Bulk bag math — Has the time finally come?

Twenty-five years ago, most of the bulk bags used in the U.S. were made here, and the cost was about 20 to 25 dollars a bag. The cost of paper for paper bags was about fifty cents per bag for 50 pounds and 75 cents for a 100-pound bag. Today, the cost of a 50-pound paper bag is about 85 cents and a bulk bag is $10 to $14. These bulk bags are reused many times in most industries, in contrast with paper bags, which go straight to the landfill after one use. The much bigger issue, however, is labor. It takes one person about 30 minutes to pick up and dump 2000 lbs. of product with paper bags, and less than two minutes to do the same with a bulk bag with no back strain. Productivity yields from a bulk bag are higher because there is very little hang-up in the bulk bag, whereas hang-up losses for paper bags easily average 2 percent or more of total volume. Bulk bag material is always less expensive to handle, purchase and process.

There are four factors that explain why bulk bags, despite their cost savings, safety and other advantages, have not become universal.

1. Suppliers have historically waited to install a bulk bag filling station until enough customers demand it. By then, of course, customers who have upgraded to bulk bags have changed suppliers – or seriously considered doing so. This is unfortunate because new bulk bag filling technology is more cost-efficient than ever, with features that allow operation without forklifts, adjust for multiple bag sizes and have inflation systems that prevent dust emissions. There are several calculators available that show the return-on-investment, based on capacity, product margins and other factors. This is math that’s very worth doing for any company that manufactures flaked on powdered products.

2. Filling bulk bags is very easy for operators and requires just a few hours of training. Within facilities that do use bulk bags, many don’t have proper filling stations. This is puzzling; it’s like having half a system! It also leads to problems because, left to their own inventiveness, employees work with what they have, with less than optimum results. If you determine a bulk bag system is appropriate for your operation, invest in a filling station, and give operators that few hours of training. (The manufacturer will even do it for you!)

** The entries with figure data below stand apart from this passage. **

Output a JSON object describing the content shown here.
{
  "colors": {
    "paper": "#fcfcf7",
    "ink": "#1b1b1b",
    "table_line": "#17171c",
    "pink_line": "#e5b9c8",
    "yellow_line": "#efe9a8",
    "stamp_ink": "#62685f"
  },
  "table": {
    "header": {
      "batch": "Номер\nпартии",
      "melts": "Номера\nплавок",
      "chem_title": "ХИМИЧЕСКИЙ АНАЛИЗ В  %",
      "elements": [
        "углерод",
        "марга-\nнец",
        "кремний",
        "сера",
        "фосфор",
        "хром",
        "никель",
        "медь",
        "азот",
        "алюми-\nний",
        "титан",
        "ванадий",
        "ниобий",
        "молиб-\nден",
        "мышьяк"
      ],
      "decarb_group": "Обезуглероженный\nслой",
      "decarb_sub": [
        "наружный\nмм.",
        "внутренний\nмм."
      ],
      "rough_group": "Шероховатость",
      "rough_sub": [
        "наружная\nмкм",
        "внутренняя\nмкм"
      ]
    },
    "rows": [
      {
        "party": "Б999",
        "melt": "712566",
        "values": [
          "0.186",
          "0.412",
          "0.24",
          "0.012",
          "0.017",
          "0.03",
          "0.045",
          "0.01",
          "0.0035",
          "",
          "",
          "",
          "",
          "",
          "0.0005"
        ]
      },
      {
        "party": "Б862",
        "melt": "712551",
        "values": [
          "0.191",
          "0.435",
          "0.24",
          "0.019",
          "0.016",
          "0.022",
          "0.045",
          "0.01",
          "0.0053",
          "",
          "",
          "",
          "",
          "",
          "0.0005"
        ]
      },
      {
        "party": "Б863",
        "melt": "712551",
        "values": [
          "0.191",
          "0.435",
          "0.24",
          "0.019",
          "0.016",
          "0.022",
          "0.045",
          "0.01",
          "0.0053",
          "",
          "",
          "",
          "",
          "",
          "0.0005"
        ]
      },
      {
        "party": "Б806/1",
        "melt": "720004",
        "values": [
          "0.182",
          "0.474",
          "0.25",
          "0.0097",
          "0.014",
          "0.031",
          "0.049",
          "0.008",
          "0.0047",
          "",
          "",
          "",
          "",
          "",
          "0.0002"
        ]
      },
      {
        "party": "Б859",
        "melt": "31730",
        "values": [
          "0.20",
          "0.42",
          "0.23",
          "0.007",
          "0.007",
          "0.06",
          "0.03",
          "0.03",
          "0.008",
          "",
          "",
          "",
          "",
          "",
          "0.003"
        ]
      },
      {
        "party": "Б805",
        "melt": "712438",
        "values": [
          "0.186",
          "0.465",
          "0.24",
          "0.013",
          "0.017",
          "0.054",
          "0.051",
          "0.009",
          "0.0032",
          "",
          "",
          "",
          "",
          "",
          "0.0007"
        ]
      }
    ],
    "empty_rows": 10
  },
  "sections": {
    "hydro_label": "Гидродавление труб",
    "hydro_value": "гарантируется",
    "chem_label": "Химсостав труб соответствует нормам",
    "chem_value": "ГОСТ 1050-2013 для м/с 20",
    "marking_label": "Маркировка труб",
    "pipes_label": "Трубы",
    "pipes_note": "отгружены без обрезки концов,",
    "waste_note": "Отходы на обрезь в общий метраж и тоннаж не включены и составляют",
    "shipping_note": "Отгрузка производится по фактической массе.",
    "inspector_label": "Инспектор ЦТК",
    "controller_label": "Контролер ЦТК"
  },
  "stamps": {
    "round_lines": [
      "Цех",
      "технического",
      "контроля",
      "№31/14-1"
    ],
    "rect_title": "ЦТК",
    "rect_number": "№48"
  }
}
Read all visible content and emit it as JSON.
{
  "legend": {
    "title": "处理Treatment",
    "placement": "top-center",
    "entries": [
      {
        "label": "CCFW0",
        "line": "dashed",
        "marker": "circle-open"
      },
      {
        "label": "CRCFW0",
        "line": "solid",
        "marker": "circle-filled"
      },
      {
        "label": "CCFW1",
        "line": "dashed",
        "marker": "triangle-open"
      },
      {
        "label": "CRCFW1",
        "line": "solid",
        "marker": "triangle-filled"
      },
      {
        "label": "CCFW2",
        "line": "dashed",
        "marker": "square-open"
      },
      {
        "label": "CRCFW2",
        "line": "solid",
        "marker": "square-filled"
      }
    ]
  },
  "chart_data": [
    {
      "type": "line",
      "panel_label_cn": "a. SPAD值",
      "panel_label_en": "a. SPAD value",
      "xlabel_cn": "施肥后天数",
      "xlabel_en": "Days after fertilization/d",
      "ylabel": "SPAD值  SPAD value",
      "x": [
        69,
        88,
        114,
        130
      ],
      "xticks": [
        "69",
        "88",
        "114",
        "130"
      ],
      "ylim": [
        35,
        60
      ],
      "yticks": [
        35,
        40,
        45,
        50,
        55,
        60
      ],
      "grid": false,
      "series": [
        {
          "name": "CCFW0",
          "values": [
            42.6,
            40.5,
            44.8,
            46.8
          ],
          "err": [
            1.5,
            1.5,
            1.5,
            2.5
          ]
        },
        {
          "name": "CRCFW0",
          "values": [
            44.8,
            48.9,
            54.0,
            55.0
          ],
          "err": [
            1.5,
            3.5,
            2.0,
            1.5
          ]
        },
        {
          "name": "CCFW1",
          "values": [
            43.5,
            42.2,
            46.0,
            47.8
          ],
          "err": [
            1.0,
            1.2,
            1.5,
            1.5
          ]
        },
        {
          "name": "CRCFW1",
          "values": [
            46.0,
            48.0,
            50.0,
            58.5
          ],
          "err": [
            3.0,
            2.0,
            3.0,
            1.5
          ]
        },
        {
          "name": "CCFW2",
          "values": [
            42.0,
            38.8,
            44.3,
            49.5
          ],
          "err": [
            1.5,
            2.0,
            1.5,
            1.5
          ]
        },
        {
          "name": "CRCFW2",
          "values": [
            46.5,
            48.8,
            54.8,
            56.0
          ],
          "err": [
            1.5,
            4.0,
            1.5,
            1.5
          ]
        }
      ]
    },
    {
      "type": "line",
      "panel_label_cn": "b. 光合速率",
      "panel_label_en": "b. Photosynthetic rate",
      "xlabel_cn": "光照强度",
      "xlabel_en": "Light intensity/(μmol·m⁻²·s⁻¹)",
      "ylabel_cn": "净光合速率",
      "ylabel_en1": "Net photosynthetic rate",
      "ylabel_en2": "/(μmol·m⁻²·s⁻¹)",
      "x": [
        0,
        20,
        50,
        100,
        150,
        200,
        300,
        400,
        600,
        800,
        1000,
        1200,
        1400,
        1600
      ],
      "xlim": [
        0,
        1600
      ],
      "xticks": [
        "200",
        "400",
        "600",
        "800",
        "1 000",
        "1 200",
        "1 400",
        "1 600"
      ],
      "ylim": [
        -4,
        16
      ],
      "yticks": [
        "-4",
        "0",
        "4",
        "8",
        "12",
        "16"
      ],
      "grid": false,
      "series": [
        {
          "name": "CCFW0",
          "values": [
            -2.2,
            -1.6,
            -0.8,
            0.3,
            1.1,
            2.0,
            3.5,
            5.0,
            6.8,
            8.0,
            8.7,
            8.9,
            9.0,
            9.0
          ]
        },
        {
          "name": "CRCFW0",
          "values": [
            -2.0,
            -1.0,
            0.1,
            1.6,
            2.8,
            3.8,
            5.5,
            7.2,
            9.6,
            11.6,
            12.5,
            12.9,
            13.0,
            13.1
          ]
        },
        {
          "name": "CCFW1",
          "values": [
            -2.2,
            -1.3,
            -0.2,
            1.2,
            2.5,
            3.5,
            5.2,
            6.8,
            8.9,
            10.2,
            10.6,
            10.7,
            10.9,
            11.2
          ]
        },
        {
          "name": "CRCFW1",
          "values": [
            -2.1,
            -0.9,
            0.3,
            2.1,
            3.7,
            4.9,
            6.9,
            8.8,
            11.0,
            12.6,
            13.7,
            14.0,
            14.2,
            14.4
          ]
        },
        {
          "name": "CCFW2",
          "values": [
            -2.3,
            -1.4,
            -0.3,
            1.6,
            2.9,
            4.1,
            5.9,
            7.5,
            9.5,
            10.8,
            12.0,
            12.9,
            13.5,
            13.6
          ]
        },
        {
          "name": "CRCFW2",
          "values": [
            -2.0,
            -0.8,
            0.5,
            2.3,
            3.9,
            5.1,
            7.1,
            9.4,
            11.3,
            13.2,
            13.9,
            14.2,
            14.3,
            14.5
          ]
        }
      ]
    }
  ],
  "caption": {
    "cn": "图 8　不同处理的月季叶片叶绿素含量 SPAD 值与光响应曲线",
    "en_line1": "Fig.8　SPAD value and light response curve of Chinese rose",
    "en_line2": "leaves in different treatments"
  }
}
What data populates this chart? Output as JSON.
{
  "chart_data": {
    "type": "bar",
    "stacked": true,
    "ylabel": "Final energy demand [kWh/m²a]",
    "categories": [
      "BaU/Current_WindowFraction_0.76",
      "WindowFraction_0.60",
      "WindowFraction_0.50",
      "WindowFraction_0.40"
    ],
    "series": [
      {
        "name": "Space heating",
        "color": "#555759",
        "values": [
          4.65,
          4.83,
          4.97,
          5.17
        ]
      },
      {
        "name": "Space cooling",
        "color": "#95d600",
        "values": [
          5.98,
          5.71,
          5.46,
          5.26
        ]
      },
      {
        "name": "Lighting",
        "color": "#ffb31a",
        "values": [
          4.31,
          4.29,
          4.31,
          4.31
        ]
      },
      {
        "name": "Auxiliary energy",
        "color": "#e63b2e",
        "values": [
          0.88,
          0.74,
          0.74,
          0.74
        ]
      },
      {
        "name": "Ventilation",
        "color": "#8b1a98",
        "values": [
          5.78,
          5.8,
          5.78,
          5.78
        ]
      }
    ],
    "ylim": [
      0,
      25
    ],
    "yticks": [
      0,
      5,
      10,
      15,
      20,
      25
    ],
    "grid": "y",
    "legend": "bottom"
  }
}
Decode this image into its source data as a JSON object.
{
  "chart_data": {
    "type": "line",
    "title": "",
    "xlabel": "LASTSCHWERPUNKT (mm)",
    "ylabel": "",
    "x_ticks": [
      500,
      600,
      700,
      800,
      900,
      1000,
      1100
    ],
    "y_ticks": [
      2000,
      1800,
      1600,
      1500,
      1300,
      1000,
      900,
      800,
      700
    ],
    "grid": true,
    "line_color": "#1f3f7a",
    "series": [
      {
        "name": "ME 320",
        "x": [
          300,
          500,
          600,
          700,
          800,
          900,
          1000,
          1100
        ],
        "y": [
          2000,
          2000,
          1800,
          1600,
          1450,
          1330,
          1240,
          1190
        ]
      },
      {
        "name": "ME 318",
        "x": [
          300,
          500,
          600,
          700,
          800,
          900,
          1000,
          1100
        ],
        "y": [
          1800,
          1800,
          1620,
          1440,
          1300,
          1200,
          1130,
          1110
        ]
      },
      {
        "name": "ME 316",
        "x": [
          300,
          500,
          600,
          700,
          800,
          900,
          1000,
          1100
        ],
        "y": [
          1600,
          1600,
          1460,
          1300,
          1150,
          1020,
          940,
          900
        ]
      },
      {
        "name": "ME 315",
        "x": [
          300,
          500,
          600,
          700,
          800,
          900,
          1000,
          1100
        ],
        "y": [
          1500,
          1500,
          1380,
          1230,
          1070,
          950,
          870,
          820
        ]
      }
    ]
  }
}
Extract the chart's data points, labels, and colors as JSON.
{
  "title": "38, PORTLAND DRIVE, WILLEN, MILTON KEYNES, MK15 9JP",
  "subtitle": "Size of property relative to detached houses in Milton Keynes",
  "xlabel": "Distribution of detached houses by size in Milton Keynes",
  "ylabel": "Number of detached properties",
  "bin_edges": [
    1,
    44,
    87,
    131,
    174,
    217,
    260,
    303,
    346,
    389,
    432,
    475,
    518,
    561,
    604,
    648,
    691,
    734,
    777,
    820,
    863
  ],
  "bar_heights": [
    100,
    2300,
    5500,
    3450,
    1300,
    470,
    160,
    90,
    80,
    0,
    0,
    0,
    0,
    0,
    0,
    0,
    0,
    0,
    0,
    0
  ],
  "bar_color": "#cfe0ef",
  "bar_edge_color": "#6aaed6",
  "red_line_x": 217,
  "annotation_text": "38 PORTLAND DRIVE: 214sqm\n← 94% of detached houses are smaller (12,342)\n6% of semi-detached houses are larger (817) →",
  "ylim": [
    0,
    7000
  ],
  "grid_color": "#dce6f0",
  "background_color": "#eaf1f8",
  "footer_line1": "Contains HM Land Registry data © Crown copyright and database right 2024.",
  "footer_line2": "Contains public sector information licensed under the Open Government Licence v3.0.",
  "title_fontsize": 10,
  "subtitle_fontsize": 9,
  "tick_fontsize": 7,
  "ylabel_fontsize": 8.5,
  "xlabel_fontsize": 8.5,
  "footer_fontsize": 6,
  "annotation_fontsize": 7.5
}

3. Many salespeople who represent producers are understandably uncomfortable advocating a material handling method they know little about. This is unfortunate, because this method can be a powerful marketing tool that produces a substantial competitive advantage. It is also good for business: show your customer a way to improve his operations and your customer relationship strengthens. “Borrow some steel-toed shoes and get out there in the plant!” What’s to learn is pretty straightforward – We’re not talking about a lot of time here – like operator training, this can be achieved in a few hours.

4. The supplier’s engineering department (or consultant) does not know how to set up a bulk bag system - or where to turn for assistance.